I'm new to see and just experimenting some function of it. I came across calloc() function.
I wonder why the whole variable printed, is not same as each of the indexes . shouldn't the variable value be 0?
#include "stdio.h"
#include "stdlib.h"
int main()
{
int *array;
array = calloc(100,sizeof(int));
printf("%d\n",array);
for(int i = 0 ; i<sizeof(array);i++)
{
printf("%d\n", array[i]);
}
free(array);
}
and the output is
-1300734400
0
0
0
0
0
0
0
0
I expected that the value printed in the printf("%d\n",array); would be zero
printf("%d\n",array); This is wrong, you are printing the address of the array, not the contents. In case you mean to actually print the address, you should use %p and also cast the pointer to (void*).

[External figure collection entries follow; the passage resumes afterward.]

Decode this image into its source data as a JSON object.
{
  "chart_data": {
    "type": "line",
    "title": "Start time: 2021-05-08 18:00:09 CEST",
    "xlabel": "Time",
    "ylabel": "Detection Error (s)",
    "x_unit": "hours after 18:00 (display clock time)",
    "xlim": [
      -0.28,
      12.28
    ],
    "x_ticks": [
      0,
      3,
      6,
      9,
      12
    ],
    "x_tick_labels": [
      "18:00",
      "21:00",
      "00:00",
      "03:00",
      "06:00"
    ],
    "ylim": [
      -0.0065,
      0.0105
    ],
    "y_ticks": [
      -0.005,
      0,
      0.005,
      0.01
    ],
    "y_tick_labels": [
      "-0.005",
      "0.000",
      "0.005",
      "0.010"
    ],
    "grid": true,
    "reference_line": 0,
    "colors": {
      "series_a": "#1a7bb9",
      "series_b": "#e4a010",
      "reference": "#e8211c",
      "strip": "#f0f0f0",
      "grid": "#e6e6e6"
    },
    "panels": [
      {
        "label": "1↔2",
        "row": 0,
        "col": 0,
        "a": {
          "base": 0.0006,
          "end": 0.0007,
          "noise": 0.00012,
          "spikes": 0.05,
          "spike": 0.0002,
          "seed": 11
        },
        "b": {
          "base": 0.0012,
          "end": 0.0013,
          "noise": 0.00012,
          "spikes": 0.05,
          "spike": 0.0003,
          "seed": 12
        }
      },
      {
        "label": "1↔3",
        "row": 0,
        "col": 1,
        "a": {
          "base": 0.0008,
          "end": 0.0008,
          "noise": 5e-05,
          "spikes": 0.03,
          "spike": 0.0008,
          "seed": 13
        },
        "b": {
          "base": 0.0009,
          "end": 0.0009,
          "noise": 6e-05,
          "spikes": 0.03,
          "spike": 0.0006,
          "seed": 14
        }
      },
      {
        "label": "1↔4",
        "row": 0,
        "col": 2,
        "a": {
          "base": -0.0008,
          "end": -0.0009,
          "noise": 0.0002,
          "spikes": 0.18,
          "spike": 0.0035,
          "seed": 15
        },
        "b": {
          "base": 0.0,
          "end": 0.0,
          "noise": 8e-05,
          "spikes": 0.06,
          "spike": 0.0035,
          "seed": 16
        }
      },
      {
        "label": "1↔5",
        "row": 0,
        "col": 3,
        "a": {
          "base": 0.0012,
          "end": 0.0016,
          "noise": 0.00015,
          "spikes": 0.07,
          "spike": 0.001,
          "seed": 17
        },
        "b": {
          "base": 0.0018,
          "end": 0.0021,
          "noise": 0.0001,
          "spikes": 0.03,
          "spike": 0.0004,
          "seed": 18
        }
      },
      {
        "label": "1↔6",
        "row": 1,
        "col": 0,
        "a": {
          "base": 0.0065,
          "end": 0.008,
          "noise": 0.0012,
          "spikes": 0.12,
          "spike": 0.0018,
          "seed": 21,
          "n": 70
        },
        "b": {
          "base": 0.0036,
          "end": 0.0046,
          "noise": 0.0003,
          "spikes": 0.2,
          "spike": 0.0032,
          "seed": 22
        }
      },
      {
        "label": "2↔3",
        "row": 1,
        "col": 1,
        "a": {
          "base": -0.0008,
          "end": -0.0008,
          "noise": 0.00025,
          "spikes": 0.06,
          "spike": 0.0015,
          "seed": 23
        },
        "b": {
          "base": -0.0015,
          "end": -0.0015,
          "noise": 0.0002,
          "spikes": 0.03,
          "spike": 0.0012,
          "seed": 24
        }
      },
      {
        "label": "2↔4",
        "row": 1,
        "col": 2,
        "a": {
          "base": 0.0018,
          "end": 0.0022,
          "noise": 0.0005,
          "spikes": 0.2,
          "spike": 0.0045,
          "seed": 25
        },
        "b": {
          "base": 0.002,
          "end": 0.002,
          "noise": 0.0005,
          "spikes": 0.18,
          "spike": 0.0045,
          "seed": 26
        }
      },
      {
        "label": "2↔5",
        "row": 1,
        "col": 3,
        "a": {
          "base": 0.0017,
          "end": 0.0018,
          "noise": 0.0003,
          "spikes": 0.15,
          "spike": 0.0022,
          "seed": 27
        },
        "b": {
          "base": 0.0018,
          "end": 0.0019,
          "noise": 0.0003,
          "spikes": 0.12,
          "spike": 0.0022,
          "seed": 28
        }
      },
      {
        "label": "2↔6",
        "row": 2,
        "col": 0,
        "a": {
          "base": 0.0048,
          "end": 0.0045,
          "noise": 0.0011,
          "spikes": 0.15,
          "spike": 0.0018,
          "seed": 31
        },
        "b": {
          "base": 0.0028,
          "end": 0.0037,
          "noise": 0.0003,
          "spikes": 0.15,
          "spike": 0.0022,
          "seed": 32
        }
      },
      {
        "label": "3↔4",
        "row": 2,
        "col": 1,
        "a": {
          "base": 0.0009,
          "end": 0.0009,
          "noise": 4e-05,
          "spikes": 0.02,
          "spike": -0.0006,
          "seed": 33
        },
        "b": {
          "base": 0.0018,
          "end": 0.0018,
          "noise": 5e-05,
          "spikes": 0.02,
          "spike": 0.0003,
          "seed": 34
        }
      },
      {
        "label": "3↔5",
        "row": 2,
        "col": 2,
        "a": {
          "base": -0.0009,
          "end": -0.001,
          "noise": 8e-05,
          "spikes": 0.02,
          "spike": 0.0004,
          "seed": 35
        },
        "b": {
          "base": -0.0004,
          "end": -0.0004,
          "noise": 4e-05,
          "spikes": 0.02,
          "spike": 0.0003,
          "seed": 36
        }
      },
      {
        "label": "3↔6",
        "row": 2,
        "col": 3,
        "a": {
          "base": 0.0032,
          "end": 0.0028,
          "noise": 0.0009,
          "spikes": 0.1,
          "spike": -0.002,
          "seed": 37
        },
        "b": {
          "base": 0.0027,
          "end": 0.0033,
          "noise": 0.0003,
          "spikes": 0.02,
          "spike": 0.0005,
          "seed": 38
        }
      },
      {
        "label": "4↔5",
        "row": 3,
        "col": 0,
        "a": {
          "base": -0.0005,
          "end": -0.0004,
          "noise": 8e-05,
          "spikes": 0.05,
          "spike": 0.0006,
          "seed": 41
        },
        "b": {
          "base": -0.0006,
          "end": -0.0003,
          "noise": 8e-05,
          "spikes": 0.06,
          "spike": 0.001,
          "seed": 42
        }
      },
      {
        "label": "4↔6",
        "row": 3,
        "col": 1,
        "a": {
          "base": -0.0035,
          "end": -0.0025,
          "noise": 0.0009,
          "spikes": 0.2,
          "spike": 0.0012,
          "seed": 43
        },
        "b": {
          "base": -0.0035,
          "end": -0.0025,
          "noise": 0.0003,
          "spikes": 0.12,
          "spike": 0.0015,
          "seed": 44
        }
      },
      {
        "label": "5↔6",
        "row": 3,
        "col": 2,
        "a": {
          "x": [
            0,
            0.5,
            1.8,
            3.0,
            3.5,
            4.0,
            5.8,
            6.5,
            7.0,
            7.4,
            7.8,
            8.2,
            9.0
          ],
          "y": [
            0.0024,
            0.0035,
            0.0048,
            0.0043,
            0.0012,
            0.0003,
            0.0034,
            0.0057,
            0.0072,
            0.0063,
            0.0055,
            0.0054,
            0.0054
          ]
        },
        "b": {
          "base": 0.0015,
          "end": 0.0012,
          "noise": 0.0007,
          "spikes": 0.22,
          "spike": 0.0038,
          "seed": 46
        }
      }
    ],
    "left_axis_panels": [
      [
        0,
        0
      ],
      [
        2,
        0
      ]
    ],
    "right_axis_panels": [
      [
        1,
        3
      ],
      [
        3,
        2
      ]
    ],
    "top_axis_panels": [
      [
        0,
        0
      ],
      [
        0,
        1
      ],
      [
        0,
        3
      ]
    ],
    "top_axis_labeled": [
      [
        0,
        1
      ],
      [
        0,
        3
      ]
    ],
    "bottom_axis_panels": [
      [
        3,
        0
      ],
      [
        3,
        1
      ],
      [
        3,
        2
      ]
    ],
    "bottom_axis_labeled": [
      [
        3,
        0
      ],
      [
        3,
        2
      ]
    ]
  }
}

i<sizeof(array) This is wrong.
For a normal array, sizeof gives the size in bytes but array[i] assumes int item number i, not a byte. To get the number of items of an array, you must do sizeof(array)/sizeof(*array).
However you don't actually have an array here but a pointer to the first element. So you can't use sizeof at all or you will get the size of the pointer! Typically 2 to 8 bytes depending on system.
#include "stdio.h" When including standard library headers, you should use <stdio.h>. The " " syntax is for user-defined headers.